Wong Kar-Wai returns to his usual theme of unrequited love and loneliness with the loose follow-up to "In the Mood for Love" in "2046." Starring Tony Leung Chiu-Wai, Zhang Ziyi, Gong Li, and Faye Wong, "2046" is hailed by some critics as another beautifully-woven tone poem, though a few others have called it hollow and pretentious. "2046" is 86 percent on the Tomatometer and is only one percent lower than "In the Mood for Love"’s 87 percent. The movie is playing in select cities.

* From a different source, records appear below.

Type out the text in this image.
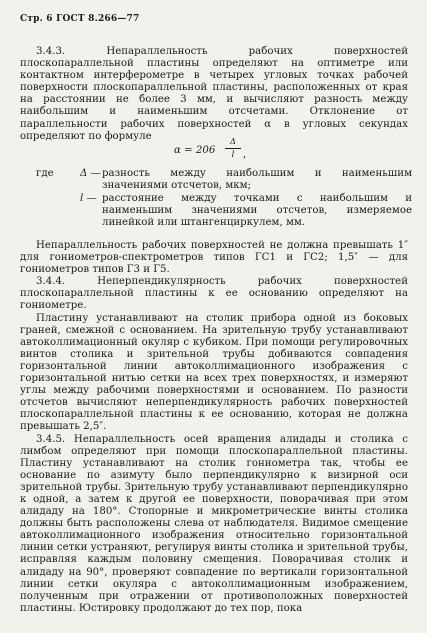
Стр. 6 ГОСТ 8.266—77
3.4.3. Непараллельность рабочих поверхностей плоскопараллельной пластины определяют на оптиметре или контактном интерферометре в четырех угловых точках рабочей поверхности плоскопараллельной пластины, расположенных от края на расстоянии не более 3 мм, и вычисляют разность между наибольшим и наименьшим отсчетами. Отклонение от параллельности рабочих поверхностей α в угловых секундах определяют по формуле
α = 206
Δ
l ,
где	Δ — разность между наибольшим и наименьшим значениями отсчетов, мкм;
l — расстояние между точками с наибольшим и наименьшим значениями отсчетов, измеряемое линейкой или штангенциркулем, мм.

Непараллельность рабочих поверхностей не должна превышать 1″ для гониометров-спектрометров типов ГС1 и ГС2; 1,5″ — для гониометров типов Г3 и Г5.

3.4.4. Неперпендикулярность рабочих поверхностей плоскопараллельной пластины к ее основанию определяют на гониометре.

Пластину устанавливают на столик прибора одной из боковых граней, смежной с основанием. На зрительную трубу устанавливают автоколлимационный окуляр с кубиком. При помощи регулировочных винтов столика и зрительной трубы добиваются совпадения горизонтальной линии автоколлимационного изображения с горизонтальной нитью сетки на всех трех поверхностях, и измеряют углы между рабочими поверхностями и основанием. По разности отсчетов вычисляют неперпендикулярность рабочих поверхностей плоскопараллельной пластины к ее основанию, которая не должна превышать 2,5″.

3.4.5. Непараллельность осей вращения алидады и столика с лимбом определяют при помощи плоскопараллельной пластины. Пластину устанавливают на столик гониометра так, чтобы ее основание по азимуту было перпендикулярно к визирной оси зрительной трубы. Зрительную трубу устанавливают перпендикулярно к одной, а затем к другой ее поверхности, поворачивая при этом алидаду на 180°. Стопорные и микрометрические винты столика должны быть расположены слева от наблюдателя. Видимое смещение автоколлимационного изображения относительно горизонтальной линии сетки устраняют, регулируя винты столика и зрительной трубы, исправляя каждым половину смещения. Поворачивая столик и алидаду на 90°, проверяют совпадение по вертикали горизонтальной линии сетки окуляра с автоколлимационным изображением, полученным при отражении от противоположных поверхностей пластины. Юстировку продолжают до тех пор, пока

There are two camps when it comes to judging Bill Murray as an actor. One camp says he’s a master of subtle, minimalist acting, while the other says he’s just being himself, cruising on autopilot. Whether one enjoys "Broken Flowers," his latest, is dependent upon which opinion one holds, as this episodic and minimalist movie depends largely on Murray to carry it through its running time. There are more critics with him than against, as "Broken Flowers" scores 81 percent on the Tomatometer and is one of Murray’s highest rated movies. "Broken Flowers" is also playing in select cities.